元BCG外資コンサルが語るニュースの読み方!「相関」と「因果」の違いを知る
- 2016/10/25
- ビジネス

今の時代だからこそ覚えなくてもいいけど、理解しておきたいことがあります。
今日はそんな相関(関連性)と因果関係の違いについてのお話です。
相関と因果関係をはき違えた市長の話
ある大都市で犯罪が問題になっていました。
警察官の数も増えつづけ財政を圧迫。
そこで、ある担当者が調べると、警察官の数と犯罪の数には強い相関があることがわかりました。
この時担当者が持ってきたグラフは、X(横軸)=警察官の数、Y(縦軸)=犯罪数となっていました。
これを見た市長は、「そうか警察官の数を減らせばいいんだ!」と手を打ったとか。
このレベルになるとさすがにいやいやそれは違うんじゃと思う人も多いと思います。
ただ、これ何が問題かちゃんと説明できるでしょうか?
相関グラフは「どう読むか?」が大事
相関を調べることは実はExcelを使えばすごく簡単。
Googleで第2次世界大戦の終戦の年を調べるのと同じくらい簡単にグラフを作り、相関係数を導くことができます。
ただ、このグラフを「どう読むか?」という判断能力がないと情報が多いこの時代だからこそありえないようなミスをする可能性を秘めているのです。
(誰でも簡単に相関グラフを作れるのでもっともらしく聞こえてしまいます。)
「過労が問題→労働を減らせ」は正しいか?
例えば、某企業の社員自殺について流れてくる報道を考えて見ましょう。
「超過労働が問題だ。だから労働を減らせ!」というのは
正しいでしょうか?
超過労働時間をX軸、会社での鬱発生数をY軸に取ります。
するときっと、相関があるはずです。
すると、超過時間を減らせばいいという考えが出てきます。
しかし、おそらくそれでは問題解決にはなりません。
なぜなら、因果関係を見誤っている可能性があるからです。
今回のケースでは、その業界に対する顧客の態度、業務依頼など商習慣を変えなければ、問題は解決しない可能性が高いと思います。
ただ残業時間にキャップをもうければいいと言うのは対応とは言えません。
例えば、金曜の夜に、「月曜の朝までにこれやっといてくれ。」と上司に言われて、「あ、僕帰ります残業規制があるんで。
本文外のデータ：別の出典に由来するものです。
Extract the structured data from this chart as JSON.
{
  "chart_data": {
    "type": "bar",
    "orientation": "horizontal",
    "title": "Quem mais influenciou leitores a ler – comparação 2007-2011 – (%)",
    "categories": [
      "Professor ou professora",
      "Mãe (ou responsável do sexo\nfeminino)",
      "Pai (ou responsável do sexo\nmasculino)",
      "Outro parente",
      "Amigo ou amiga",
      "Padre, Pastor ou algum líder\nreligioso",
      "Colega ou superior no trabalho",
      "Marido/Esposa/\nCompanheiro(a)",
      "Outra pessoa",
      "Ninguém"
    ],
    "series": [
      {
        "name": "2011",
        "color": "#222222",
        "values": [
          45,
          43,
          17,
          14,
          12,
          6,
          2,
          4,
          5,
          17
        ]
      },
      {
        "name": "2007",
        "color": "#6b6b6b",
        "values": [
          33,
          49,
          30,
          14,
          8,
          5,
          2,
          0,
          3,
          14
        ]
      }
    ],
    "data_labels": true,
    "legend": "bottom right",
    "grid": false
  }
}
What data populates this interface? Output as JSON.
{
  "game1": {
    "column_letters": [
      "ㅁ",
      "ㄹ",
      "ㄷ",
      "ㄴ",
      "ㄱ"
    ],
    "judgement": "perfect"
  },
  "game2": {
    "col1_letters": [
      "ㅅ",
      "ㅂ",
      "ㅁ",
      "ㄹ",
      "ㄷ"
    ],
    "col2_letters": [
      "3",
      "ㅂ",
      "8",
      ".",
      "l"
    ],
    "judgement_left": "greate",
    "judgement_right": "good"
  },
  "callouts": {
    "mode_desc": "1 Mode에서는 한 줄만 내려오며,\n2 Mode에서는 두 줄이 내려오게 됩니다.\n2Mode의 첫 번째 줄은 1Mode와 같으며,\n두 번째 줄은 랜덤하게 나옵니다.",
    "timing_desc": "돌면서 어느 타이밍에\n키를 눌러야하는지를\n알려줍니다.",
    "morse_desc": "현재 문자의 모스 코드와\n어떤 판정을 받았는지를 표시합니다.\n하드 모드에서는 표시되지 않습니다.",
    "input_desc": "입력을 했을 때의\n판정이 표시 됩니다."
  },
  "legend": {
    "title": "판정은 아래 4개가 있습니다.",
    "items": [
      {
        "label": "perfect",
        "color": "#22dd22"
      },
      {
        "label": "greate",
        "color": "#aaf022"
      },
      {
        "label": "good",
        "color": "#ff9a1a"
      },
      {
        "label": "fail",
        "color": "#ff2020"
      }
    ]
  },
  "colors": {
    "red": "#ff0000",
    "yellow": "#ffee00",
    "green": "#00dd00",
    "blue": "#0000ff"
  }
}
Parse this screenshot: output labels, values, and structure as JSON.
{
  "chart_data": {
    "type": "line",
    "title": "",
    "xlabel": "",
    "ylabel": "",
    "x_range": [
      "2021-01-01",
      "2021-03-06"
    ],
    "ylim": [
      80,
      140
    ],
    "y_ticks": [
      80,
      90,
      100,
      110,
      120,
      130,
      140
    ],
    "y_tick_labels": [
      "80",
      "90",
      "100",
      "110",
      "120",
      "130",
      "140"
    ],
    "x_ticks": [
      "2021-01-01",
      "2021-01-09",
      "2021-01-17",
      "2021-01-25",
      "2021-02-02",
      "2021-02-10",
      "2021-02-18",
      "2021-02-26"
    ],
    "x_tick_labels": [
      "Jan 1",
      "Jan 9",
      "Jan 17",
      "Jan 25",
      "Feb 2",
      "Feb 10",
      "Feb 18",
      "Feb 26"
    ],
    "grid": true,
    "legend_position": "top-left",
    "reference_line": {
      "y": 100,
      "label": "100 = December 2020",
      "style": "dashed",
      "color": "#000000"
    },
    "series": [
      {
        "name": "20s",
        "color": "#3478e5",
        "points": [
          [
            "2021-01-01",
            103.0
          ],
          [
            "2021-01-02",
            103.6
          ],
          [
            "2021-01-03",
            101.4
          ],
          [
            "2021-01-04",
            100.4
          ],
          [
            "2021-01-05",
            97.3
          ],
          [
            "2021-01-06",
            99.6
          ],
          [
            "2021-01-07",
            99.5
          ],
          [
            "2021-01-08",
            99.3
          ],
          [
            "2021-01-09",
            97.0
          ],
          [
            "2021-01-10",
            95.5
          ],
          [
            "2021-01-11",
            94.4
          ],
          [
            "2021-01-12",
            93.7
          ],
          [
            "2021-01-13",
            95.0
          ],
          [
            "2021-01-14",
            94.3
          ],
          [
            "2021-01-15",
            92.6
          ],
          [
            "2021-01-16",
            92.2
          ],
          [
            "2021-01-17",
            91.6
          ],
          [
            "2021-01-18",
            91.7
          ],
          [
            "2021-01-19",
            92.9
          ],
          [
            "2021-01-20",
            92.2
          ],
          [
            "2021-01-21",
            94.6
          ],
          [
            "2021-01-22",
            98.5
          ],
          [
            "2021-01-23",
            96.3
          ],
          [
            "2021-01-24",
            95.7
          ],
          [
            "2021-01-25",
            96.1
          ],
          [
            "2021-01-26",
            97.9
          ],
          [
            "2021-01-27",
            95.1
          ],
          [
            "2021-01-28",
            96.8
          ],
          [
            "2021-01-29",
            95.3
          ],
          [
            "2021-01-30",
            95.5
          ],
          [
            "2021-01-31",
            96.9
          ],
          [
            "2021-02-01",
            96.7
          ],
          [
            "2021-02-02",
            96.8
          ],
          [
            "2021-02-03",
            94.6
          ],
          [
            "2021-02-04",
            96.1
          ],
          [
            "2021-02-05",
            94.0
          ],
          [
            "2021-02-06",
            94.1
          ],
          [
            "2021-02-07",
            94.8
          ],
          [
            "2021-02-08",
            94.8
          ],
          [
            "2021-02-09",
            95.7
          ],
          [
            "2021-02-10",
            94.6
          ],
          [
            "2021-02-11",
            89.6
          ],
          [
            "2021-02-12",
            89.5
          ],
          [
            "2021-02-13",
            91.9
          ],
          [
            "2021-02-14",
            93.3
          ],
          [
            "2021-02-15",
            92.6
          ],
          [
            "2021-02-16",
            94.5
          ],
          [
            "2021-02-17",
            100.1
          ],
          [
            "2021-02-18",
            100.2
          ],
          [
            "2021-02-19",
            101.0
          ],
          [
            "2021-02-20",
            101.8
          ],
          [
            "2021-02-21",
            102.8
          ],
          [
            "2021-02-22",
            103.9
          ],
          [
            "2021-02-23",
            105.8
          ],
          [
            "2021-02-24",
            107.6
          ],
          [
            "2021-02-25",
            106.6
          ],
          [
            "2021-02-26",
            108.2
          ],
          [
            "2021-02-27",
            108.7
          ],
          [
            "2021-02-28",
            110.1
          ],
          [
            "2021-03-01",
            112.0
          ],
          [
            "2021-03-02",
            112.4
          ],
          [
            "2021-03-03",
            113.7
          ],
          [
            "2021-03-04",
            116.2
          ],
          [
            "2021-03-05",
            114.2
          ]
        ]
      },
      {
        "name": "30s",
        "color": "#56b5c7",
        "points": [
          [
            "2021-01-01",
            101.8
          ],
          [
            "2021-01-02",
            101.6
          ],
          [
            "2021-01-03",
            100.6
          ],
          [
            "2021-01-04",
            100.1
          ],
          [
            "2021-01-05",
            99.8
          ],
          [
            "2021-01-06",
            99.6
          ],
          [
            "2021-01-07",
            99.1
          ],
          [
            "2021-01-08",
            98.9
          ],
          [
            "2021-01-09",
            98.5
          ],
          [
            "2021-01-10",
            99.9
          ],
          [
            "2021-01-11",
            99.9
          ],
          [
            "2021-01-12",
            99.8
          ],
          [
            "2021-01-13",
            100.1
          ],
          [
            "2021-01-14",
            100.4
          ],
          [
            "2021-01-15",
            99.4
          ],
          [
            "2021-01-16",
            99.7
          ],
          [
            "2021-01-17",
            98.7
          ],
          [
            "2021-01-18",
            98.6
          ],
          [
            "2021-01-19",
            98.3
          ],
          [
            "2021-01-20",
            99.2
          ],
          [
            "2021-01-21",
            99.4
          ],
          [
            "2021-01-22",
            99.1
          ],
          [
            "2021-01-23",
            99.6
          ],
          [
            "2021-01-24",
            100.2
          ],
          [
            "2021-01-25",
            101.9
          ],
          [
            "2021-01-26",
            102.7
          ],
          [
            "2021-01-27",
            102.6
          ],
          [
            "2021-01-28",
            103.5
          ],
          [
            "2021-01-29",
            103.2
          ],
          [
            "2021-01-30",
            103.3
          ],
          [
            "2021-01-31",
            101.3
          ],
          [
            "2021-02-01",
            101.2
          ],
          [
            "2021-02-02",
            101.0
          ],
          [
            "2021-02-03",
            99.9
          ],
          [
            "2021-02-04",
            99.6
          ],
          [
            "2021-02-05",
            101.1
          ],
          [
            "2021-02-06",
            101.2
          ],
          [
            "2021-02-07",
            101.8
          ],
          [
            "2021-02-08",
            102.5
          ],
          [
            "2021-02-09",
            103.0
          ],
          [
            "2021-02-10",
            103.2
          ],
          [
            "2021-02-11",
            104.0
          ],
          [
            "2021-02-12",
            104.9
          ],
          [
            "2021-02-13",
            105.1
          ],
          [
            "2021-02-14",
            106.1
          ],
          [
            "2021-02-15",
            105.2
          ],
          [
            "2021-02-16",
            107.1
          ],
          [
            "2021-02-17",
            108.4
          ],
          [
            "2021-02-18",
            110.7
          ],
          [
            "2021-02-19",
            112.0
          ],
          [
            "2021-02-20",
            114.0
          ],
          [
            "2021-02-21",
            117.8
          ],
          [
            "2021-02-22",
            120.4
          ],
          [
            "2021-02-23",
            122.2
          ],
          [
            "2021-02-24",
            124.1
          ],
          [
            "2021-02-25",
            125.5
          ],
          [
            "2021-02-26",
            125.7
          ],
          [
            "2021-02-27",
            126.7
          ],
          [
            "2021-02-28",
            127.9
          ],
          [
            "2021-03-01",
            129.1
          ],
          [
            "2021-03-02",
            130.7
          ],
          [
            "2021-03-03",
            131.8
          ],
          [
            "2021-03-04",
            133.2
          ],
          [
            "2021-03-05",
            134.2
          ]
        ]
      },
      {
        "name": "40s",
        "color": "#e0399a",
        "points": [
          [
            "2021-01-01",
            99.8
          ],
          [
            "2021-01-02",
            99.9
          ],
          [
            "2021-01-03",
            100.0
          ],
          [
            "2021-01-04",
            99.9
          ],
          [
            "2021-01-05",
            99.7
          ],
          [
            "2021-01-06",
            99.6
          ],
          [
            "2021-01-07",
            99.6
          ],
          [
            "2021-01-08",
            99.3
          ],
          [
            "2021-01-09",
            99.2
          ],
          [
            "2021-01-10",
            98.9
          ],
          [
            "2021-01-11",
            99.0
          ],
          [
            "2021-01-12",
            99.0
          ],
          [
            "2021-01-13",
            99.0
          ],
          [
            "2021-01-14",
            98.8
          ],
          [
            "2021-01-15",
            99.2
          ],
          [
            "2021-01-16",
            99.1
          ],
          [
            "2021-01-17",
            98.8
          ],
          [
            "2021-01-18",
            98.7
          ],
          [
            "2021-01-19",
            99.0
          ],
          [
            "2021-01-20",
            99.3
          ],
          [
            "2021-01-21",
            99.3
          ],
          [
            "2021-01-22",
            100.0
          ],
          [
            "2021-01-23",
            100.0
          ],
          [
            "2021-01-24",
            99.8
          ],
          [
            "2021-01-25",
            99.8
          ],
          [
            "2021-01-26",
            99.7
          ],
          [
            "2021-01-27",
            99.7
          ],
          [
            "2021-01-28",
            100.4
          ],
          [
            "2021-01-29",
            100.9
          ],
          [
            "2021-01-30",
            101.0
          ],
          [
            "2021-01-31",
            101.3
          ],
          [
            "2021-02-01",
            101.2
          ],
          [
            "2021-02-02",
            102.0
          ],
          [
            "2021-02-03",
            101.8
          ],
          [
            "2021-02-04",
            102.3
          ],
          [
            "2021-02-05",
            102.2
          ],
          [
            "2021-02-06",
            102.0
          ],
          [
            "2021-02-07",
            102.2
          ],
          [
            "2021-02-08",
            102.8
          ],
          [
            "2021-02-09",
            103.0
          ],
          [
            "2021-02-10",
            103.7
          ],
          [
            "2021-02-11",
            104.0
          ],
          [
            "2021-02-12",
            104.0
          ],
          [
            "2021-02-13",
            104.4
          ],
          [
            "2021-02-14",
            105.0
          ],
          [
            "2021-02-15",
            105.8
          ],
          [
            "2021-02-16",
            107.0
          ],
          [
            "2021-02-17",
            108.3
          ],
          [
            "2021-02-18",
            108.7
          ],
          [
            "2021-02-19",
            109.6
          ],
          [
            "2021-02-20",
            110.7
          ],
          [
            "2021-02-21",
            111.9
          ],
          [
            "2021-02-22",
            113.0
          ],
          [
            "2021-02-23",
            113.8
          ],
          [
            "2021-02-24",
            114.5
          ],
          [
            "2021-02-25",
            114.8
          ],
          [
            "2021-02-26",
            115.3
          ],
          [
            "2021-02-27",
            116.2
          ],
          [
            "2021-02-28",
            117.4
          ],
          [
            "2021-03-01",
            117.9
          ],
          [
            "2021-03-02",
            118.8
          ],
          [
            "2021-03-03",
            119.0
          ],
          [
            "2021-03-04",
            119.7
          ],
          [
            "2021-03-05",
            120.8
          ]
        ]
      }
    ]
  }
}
」と言ったらどうなるでしょうか?
きっとその仕事は下請けの会社に流れるだけです。
そうすると、大手企業ではたとえ問題解決したように見えても、下請けで同じ問題が起きることになります。(たぶん、もうすでにたくさん実際には起きてるけども、それは見えてないだけで、さらに状況は悪化することになる。)
今回ニュースになったことでその場しのぎの対応をしていては、結局何も解決していませんでしたということになる可能性があるんですよね。
こういう報道って意外に多いんです。
現代の私たちに求められていること
ニュースを見た時に、報じられていることを鵜呑みにするのではなく、それって本当に因果関係はあるのかな?相関があることと勘違いしてないかな?という判断が一人ひとりがしっかりできるようになることが求められている時代だと思います。
情報はあふれるほどある。
それをどう取捨選択し、どう使うかは個人に求められている時代なのです。